‘Reworked Clay’

‘Reworked Clay’…For it is by grace you have been saved, through faith—and this not from yourselves, it is the gift of God—not by works, so that no one can boast. For we are God’s workmanship, created in Christ Jesus to do good works, which God prepared in advance for us to do.—Ephesians 2:8-10

Reworked Clay

I am woman
hear me roar

I am tender
and sore
beaten and bruised

I am soft and assure
hard and wrecked

I am beautiful
callused and torn

I am a curve
of watchful noise
the inside pleasures
and the outside gestures

I am at the hands
of many
but the work of One†

I am woman
the tool of the soul
through me
magic is laced

I can tear or build
depending on
the tear down
or the build up
of me

I am woman
never mistakened
for a man
I am pure inside
shaped to wither hearts
reshaped to comfort
pulling hurt to my breast

I am woman 
there is no part of me
too hard
that tears won't come down
in sorrow and pity

I have been broken
savaged and wiped

men want to be me
but they can never
be me
no matter the force
in nature

for the Potter† is excellent
and I am perfect
the creator of life
made by the Creator† of life

you can't have
what I have

for I am woman
all emotions of one
the mother
the anchor
the shoulder
the bearer of weight
that can't be shouldered
by any type of man

for I am woman
born woman
creator created
by the one true Creator†

a job predetermined
by Him† who created me

§For it is by grace you have been saved, through faith—and this not from yourselves, it is the gift of God—not by works, so that no one can boast. For we are God’s workmanship, created in Christ Jesus to do good works, which God prepared in advance for us to do.—Ephesians 2:8-10

(May 9, 2023)—I have been stumbling over this one. I know what I heard and I don’t doubt God one bit, I fear Him immensely.
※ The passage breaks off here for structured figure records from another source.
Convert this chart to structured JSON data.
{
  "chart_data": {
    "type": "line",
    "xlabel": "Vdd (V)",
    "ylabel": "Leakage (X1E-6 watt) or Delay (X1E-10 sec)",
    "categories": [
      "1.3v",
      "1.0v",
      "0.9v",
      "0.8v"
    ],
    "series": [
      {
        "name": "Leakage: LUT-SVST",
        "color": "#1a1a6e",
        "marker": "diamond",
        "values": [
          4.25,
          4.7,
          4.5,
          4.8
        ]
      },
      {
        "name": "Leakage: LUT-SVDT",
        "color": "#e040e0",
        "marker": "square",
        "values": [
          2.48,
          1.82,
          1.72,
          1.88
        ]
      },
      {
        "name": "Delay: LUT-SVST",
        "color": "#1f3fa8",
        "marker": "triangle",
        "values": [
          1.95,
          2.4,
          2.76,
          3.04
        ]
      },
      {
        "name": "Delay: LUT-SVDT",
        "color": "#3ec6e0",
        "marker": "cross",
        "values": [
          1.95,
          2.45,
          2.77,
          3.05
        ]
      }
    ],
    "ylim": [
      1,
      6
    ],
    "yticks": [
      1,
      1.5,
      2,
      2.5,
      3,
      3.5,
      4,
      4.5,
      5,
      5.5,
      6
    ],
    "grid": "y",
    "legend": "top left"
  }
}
As His called servant, I trust that He guides my words and this one, as well as ”She’ Put Back in Place’, He wanted me to write with the help of David to express all that He’s been telling me…what makes Him so angry.

First, I will repeat what I wrote in the commentary for ”She’ Put Back in Place’ because it is the basis of this writing.

‘…wanting something so bad that you would risk your life to have it is Idolatry. Worshiping something so strong that it overpowers God in every sense of the word is Idolatry. If you can’t comprehend this, no one can help you. You are lost so far in the darkness that it will take an act of God Himself to pull you out.

To go to the extreme of what so many are doing: To be woman in order to get what they have, to be woman in order to have it easier, to winner better, to give into the seduction of lustfulness…all of this is Idolatry! Your sins are noted.’

He then led me to the Scripture dealing with Idolatry for that writing.

For years now, God has been making me look at myself and my vanity. I grew into my vanity because of how I witnessed my dad treat my mother, then see other women, who were not thin, be treated differently. I fought to ever be obese because of all of this and it was a struggle my whole life, until God made this drastic promise to me. When I think of promises like this from God, I think ‘biblical times‘. He tells me that every time is biblical.